En tout état de cause, votre rapporteur tient à souligner que les tâches administratives ne doivent pas entraver l'action des fonctionnaires au service de la politique de la ville, en particulier des travailleurs sociaux, qui doivent agir au plus près du terrain et aller en direction des populations les plus fragiles, à l'image de ce qui a été fait à Paris avec le SAMU social.
- Enfin, il faut faciliter, sur le plan administratif, l'action quotidienne des acteurs de la politique de la ville en accélérant la mise en place de délégations de crédits en assouplissant les conditions d'engagement des crédits et en renforçant les contrôles a posteriori ainsi que l'évaluation des actions réalisées par les associations subventionnées.
2. Le programme national d'intégration urbaine doit insuffler un nouvel élan à la politique de la ville
Le Gouvernement prépare la loi de programme pour l'intégration urbaine qui doit assurer la traduction budgétaire et administrative du « Plan Marshall » pour les banlieues annoncées par le Président de la République au cours de la campagne électorale à l'élection présidentielle.
Le programme national d'intégration urbain (PNIU) a été préparé sur la base des conclusions du rapport demandé par M. Eric Raoult à MM. Francis Idrac, délégué interministériel à la ville et Jean-Pierre Dupont, préfet de la Seine-Saint-Denis qui a été présenté au mois d'octobre au Conseil national des villes.
Selon les informations dont on dispose actuellement, la loi de programme devrait être articulée autour de quatre grands axes :
- développer l'emploi dans les quartiers sensibles en créant des emplois d'utilité sociale faisant l'objet d'une aide spécifique de l'État de nature à améliorer les conditions de vie des habitants dans les quartiers ;
- restaurer la présence de l'État et des services publics dans les quartiers sensibles par le développement du service national ville, le redéploiement des effectifs de la fonction publique et l'amélioration de la sécurité ;
- diversifier l'habitat et restructurer les quartiers par des mesures en matière d'accès au parc des logements sociaux et de soutien aux opérations d'urbanisme et de reconstruction ;
- renforcer la participation des habitants à la vie des quartiers par le soutien aux associations locales et la création d'instance de consultation spécifique.

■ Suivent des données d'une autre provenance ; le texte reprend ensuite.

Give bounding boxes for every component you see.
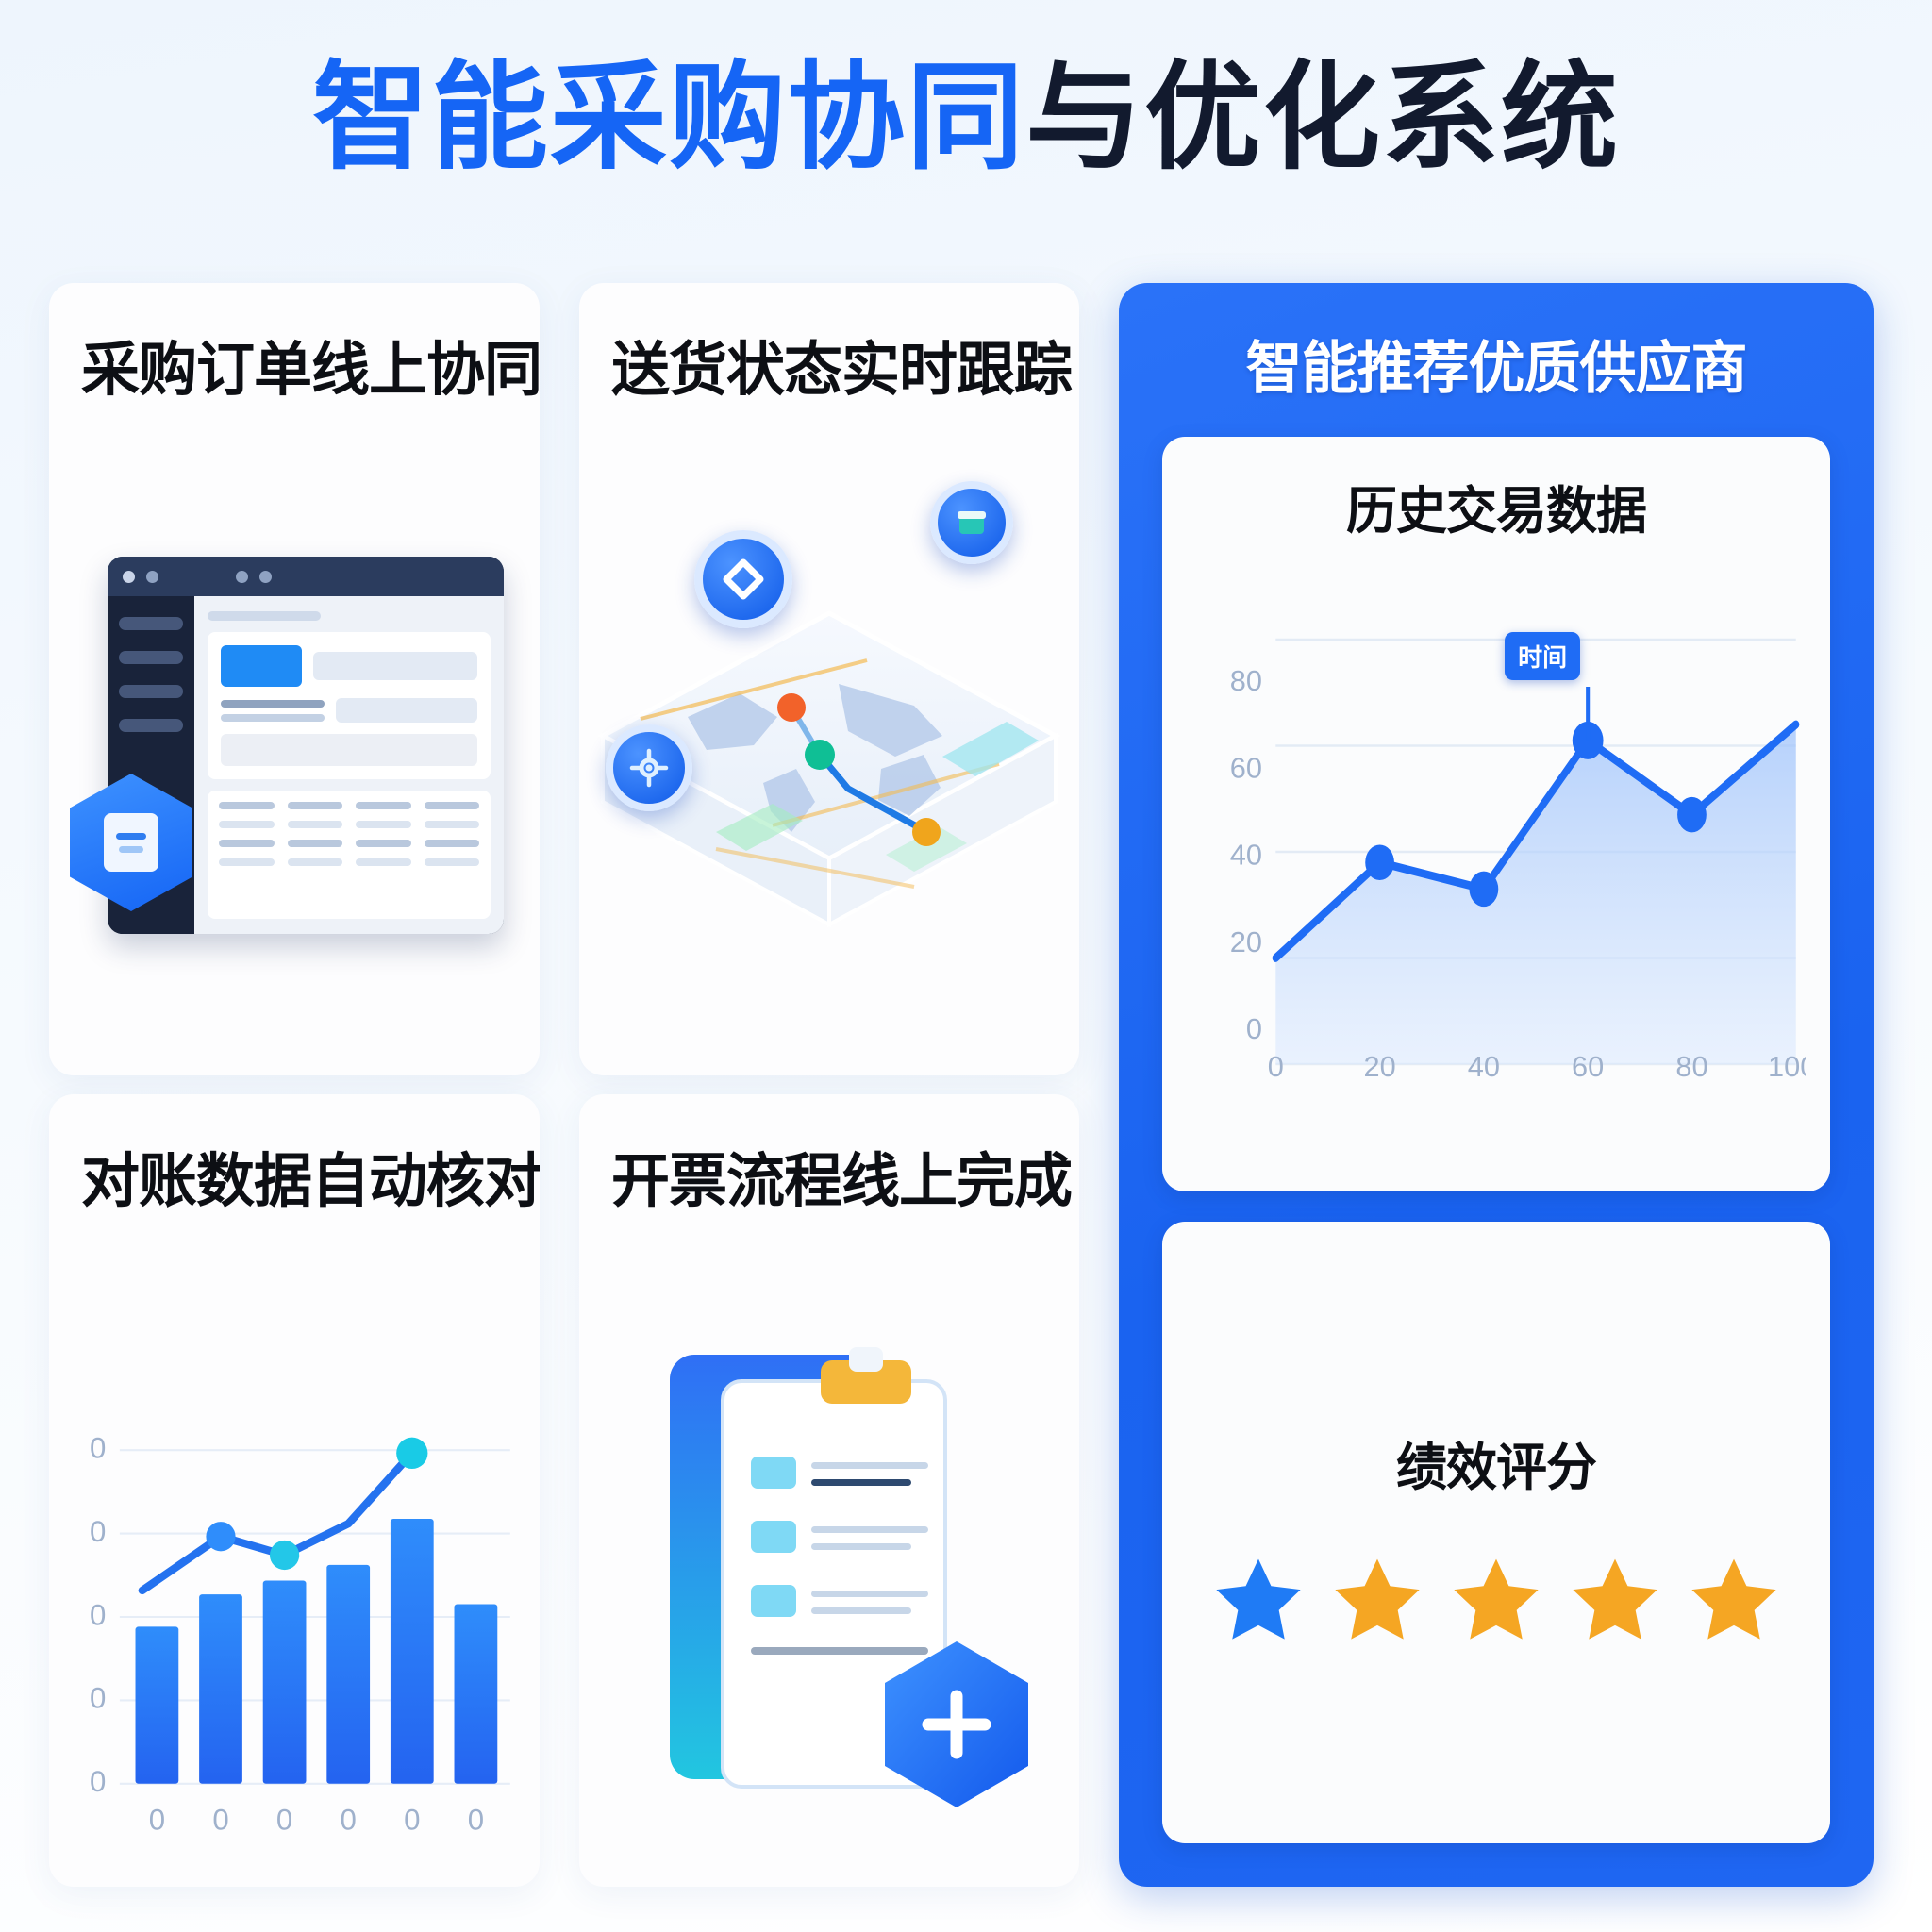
mock-form-row	[221, 698, 477, 723]
y-tick-0: 0	[1246, 1012, 1262, 1045]
card-delivery-tracking[interactable]: 送货状态实时跟踪	[579, 283, 1079, 1075]
warehouse-box-icon[interactable]	[930, 481, 1013, 564]
history-area-chart: 0 20 40 60 80 0 20 40 60 80 100 时间	[1187, 592, 1806, 1158]
bar-x-tick: 0	[212, 1804, 228, 1837]
star-icon-filled-blue[interactable]	[1209, 1551, 1307, 1649]
card-title-delivery-tracking: 送货状态实时跟踪	[611, 336, 1047, 406]
x-tick-0: 0	[1268, 1050, 1284, 1083]
star-icon-filled-gold[interactable]	[1328, 1551, 1426, 1649]
mock-input-field	[336, 698, 477, 723]
mock-primary-button	[221, 645, 302, 687]
bar-y-tick-4: 0	[90, 1432, 106, 1465]
mock-form-panel	[208, 632, 491, 779]
bar-y-tick-1: 0	[90, 1682, 106, 1715]
map-location-pin-icon[interactable]	[694, 530, 792, 628]
star-icon-filled-gold[interactable]	[1566, 1551, 1664, 1649]
mock-sidebar-item	[119, 651, 183, 664]
table-row	[219, 858, 479, 866]
mock-data-table	[208, 791, 491, 919]
card-reconciliation[interactable]: 对账数据自动核对	[49, 1094, 540, 1887]
bar-y-tick-0: 0	[90, 1765, 106, 1798]
table-row	[219, 840, 479, 847]
bar-x-tick: 0	[276, 1804, 292, 1837]
history-chart-card[interactable]: 历史交易数据	[1162, 437, 1830, 1191]
clipboard-illustration	[579, 1302, 1079, 1887]
mock-toolbar-strip	[221, 734, 477, 766]
x-tick-80: 80	[1675, 1050, 1707, 1083]
table-row	[219, 821, 479, 828]
x-tick-100: 100	[1768, 1050, 1806, 1083]
performance-score-card[interactable]: 绩效评分	[1162, 1222, 1830, 1843]
mock-main-area	[194, 596, 504, 934]
mock-form-row	[221, 645, 477, 687]
dashboard-window-illustration	[49, 491, 540, 1075]
card-title-invoicing: 开票流程线上完成	[611, 1147, 1047, 1217]
card-invoicing[interactable]: 开票流程线上完成	[579, 1094, 1079, 1887]
star-icon-filled-gold[interactable]	[1685, 1551, 1783, 1649]
page-title: 智能采购协同与优化系统	[0, 49, 1932, 187]
mock-label-group	[221, 700, 325, 722]
isometric-world-map-illustration	[579, 491, 1079, 1075]
settings-gear-icon[interactable]	[606, 724, 692, 811]
bar-line-combo-chart: 0 0 0 0 0 0 0 0 0 0 0	[49, 1302, 540, 1887]
card-purchase-order[interactable]: 采购订单线上协同	[49, 283, 540, 1075]
window-dot-icon	[236, 571, 248, 583]
mock-input-field	[313, 652, 477, 680]
y-tick-40: 40	[1230, 839, 1262, 872]
page-title-blue: 智能采购协同	[312, 53, 1025, 183]
rating-stars[interactable]	[1209, 1551, 1783, 1649]
mock-sidebar-item	[119, 617, 183, 630]
window-dot-icon	[259, 571, 272, 583]
performance-score-title: 绩效评分	[1396, 1425, 1596, 1500]
mock-window-titlebar	[108, 557, 504, 596]
history-chart-title: 历史交易数据	[1187, 469, 1806, 543]
bar-x-tick: 0	[149, 1804, 165, 1837]
bar-x-tick: 0	[341, 1804, 357, 1837]
y-tick-80: 80	[1230, 664, 1262, 697]
bar-x-tick: 0	[468, 1804, 484, 1837]
card-title-reconciliation: 对账数据自动核对	[81, 1147, 508, 1217]
window-dot-icon	[146, 571, 158, 583]
mock-sidebar-item	[119, 719, 183, 732]
table-row	[219, 802, 479, 809]
chart-tooltip-badge: 时间	[1505, 632, 1580, 680]
x-tick-20: 20	[1363, 1050, 1395, 1083]
y-tick-60: 60	[1230, 751, 1262, 784]
window-dot-icon	[123, 571, 135, 583]
page-title-dark: 与优化系统	[1025, 53, 1620, 183]
bar-x-tick: 0	[404, 1804, 420, 1837]
bar-y-tick-2: 0	[90, 1598, 106, 1631]
panel-title: 智能推荐优质供应商	[1162, 323, 1830, 405]
card-title-purchase-order: 采购订单线上协同	[81, 336, 508, 406]
recommendation-panel: 智能推荐优质供应商 历史交易数据	[1119, 283, 1874, 1887]
page-header: 智能采购协同与优化系统	[0, 49, 1932, 187]
y-tick-20: 20	[1230, 925, 1262, 958]
bar-y-tick-3: 0	[90, 1515, 106, 1548]
mock-breadcrumb	[208, 611, 321, 621]
star-icon-filled-gold[interactable]	[1447, 1551, 1545, 1649]
feature-grid: 采购订单线上协同	[49, 283, 1883, 1887]
mock-sidebar-item	[119, 685, 183, 698]
x-tick-40: 40	[1468, 1050, 1500, 1083]
x-tick-60: 60	[1572, 1050, 1604, 1083]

La loi de programme pour l'intégration urbaine, que le Parlement examinerait au printemps 1996, devra répondre aux défis lancés dans les banlieues sensibles pour redonner à la politique de la ville une nouvelle orientation.
Sous réserve de ces observations, votre commission a émis un avis favorable à l'adoption des crédits relatifs à l'intégration et à la ville dans le projet de loi de finances pour 1996.

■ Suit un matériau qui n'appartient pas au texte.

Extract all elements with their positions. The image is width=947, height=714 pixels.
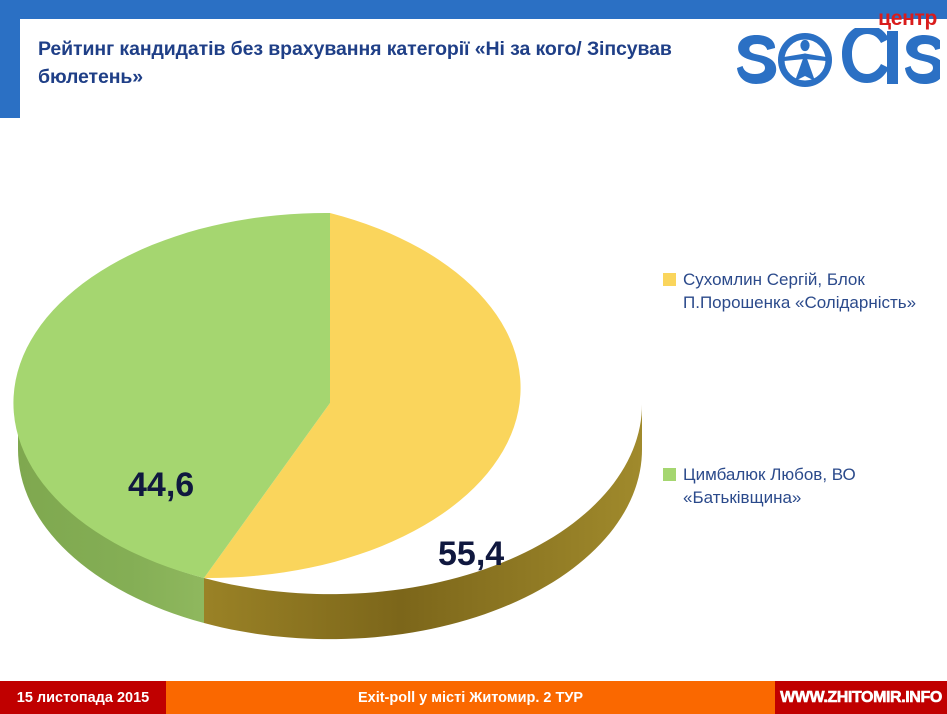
pie-value-label-green: 44,6 (128, 466, 194, 505)
legend-swatch-green (663, 468, 676, 481)
pie-chart: 44,6 55,4 (0, 175, 660, 645)
socis-wordmark-icon (735, 28, 940, 90)
legend-label-tsymbalyuk: Цимбалюк Любов, ВО «Батьківщина» (683, 463, 938, 510)
footer-site-badge[interactable]: WWW.ZHITOMIR.INFO (775, 681, 947, 714)
pie-chart-svg (0, 175, 660, 645)
footer-bar: 15 листопада 2015 Exit-poll у місті Жито… (0, 681, 947, 714)
header-left-accent-bar (0, 19, 20, 118)
legend-swatch-yellow (663, 273, 676, 286)
socis-logo: центр (735, 8, 940, 94)
socis-centr-label: центр (878, 8, 937, 29)
page-title: Рейтинг кандидатів без врахування катего… (38, 36, 678, 91)
pie-value-label-yellow: 55,4 (438, 535, 504, 574)
footer-subtitle: Exit-poll у місті Житомир. 2 ТУР (166, 681, 775, 714)
footer-date: 15 листопада 2015 (0, 681, 166, 714)
legend-item-sukhomlyn[interactable]: Сухомлин Сергій, Блок П.Порошенка «Солід… (663, 268, 938, 315)
footer-site-url: WWW.ZHITOMIR.INFO (780, 689, 942, 707)
legend-label-sukhomlyn: Сухомлин Сергій, Блок П.Порошенка «Солід… (683, 268, 938, 315)
legend-item-tsymbalyuk[interactable]: Цимбалюк Любов, ВО «Батьківщина» (663, 463, 938, 510)
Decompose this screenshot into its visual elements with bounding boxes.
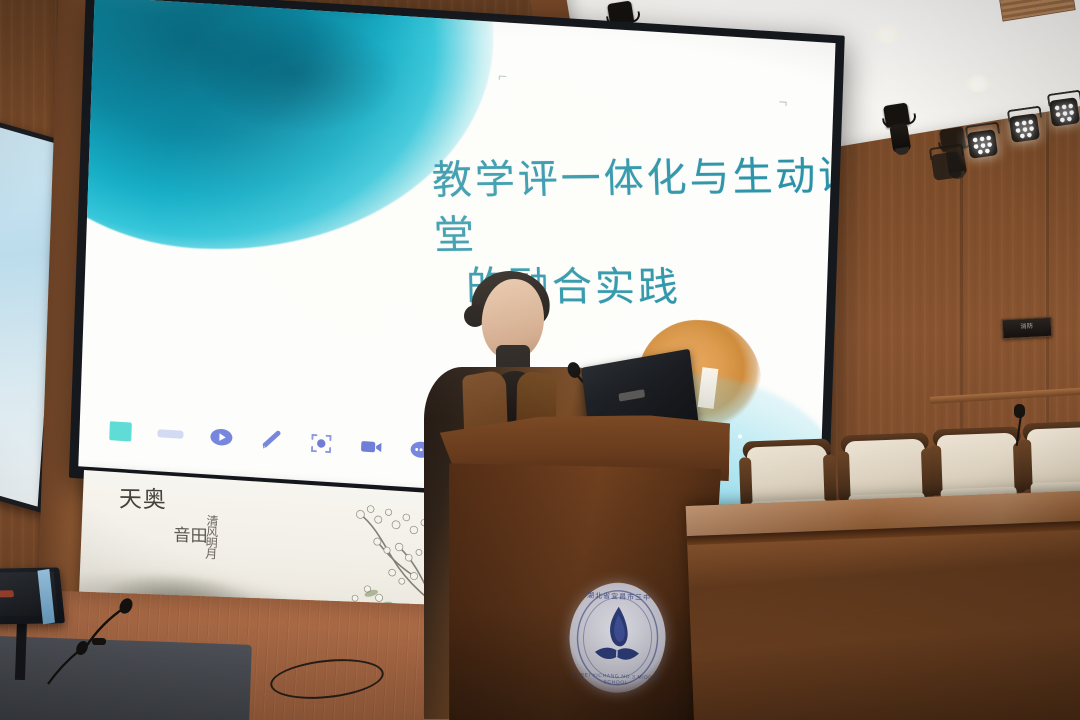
desk-microphone bbox=[30, 640, 90, 700]
table-microphone bbox=[1016, 404, 1023, 444]
pen-icon[interactable] bbox=[259, 428, 284, 453]
ceiling-downlight bbox=[965, 75, 991, 92]
conference-table bbox=[686, 490, 1080, 720]
wall-sign-plate: 消防 bbox=[1002, 317, 1053, 340]
play-icon[interactable] bbox=[209, 424, 234, 449]
speaking-podium: 湖北省宜昌市三中 HUBEI YICHANG NO.3 MIDDLE SCHOO… bbox=[434, 411, 730, 720]
slide-title-line-1: 教学评一体化与生动课堂 bbox=[431, 149, 836, 264]
wall-sign-label: 消防 bbox=[1003, 318, 1052, 336]
color-swatch[interactable] bbox=[109, 421, 132, 441]
prev-slide-bar[interactable] bbox=[157, 429, 183, 439]
school-emblem: 湖北省宜昌市三中 HUBEI YICHANG NO.3 MIDDLE SCHOO… bbox=[567, 581, 667, 695]
par-can-light bbox=[1006, 106, 1042, 144]
lecture-hall-photo: 消防 ⌐ ¬ 教学评一体化与生动课堂 的融合实践 bbox=[0, 0, 1080, 720]
par-can-light bbox=[1046, 90, 1080, 128]
par-can-light bbox=[964, 122, 1000, 160]
control-monitor-accent bbox=[0, 590, 14, 597]
corner-mark-right: ¬ bbox=[778, 94, 787, 112]
control-monitor[interactable] bbox=[0, 568, 65, 625]
corner-mark-left: ⌐ bbox=[498, 68, 507, 86]
par-can-light bbox=[928, 144, 964, 182]
video-icon[interactable] bbox=[359, 434, 384, 459]
ceiling-downlight bbox=[872, 24, 902, 44]
mural-calligraphy: 天奥 bbox=[119, 488, 167, 513]
laser-pointer-icon[interactable] bbox=[309, 431, 334, 456]
mural-stamp: 清风明月 bbox=[203, 514, 222, 559]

* (2) L'allocation du RMI étant de 20 % inférieure à la métropole dans les DOM, l'Etat compense ce moindre coût par une participation financière qui s'ajoute à celle du département pour l'insertion.
* (3) Rapport n° 95-026 de février 1995 de l'Inspection générale des finances et de l'Inspection générale des affaires sociales sur les causes de la croissance du nombre d'allocataires du revenu minimum d'insertion.
* (4) La Charte « Partenaires pour la ville » signée le 27 avril 1994, avec l'Association des Maires de France (AMF), l'Union des organismes d'HLM (UNFOHLM) et les grands organismes professionnels du bâtiment et des services publics, vise à promouvoir des projets exemplaires d'intégration urbaine.